Maniaque du plan impressionniste, de la contre-plongée et autre pirouettes acrobatiques de la caméra, Julian Schnabel s’en donne en outre à cœur joie pour tenter d’exprimer visuellement ce qui traverse son personnage, cette manière dont la nature s’empare de lui pour qu’il la transcende, cette folie créatrice…. Certains évoquent en vain le nom de Terrence Malick pour qualifier ce film. On préférera utiliser l’analogie de l’enfant turbulent qui fait joujou avec la caméra super-8 de son grand-père.

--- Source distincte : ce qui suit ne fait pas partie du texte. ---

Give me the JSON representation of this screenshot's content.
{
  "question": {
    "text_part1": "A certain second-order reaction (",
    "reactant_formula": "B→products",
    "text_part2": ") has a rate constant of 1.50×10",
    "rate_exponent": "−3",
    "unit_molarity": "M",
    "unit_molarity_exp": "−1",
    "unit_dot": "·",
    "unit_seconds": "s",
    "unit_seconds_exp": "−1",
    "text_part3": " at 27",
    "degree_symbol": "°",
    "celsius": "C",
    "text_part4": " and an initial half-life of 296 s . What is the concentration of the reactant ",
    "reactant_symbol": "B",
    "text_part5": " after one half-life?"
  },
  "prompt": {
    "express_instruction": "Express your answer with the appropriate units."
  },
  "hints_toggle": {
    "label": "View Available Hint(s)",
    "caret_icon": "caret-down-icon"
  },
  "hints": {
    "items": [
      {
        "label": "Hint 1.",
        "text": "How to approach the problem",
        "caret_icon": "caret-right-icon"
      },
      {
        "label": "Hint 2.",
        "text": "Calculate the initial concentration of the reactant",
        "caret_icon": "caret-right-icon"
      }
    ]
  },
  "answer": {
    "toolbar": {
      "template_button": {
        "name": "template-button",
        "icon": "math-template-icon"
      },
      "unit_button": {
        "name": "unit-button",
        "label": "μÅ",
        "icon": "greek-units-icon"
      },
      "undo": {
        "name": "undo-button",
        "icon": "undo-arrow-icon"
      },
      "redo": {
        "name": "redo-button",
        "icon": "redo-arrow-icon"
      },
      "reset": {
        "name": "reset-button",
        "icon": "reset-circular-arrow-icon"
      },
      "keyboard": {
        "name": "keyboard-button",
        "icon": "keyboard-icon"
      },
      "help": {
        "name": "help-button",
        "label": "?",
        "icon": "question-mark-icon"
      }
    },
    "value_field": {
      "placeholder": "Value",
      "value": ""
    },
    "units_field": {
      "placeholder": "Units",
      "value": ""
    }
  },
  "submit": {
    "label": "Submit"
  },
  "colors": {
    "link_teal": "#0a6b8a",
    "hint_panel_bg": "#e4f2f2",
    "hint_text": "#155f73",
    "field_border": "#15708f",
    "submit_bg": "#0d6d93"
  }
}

Il n’y a en effet rien de Malick dans ce pensum lourdingue et verbeux doublé d’un « international-pudding » grotesque – on y croise tout à trac Oscar Isaac en Gauguin, Matthieu Amalric en médecin, Mads Mikkelsen en prêtre, Emmanuelle Seigner, Anne Consigny…. Willem Dafoe y est étonnamment sobre, mis à part les quelques pétages de plombs réglementaires, mais rien qui ne justifie vraiment son prix d’interprétation à Venise.

Profondément agaçante, cette vision victimaire de l’artiste, le présentant presque comme un Christ sacrifié, un dommage collatéral de la société, est à la fois bête et difficilement regardable, se complaisant dans son rôle de film « arty », poseur et fier de lui.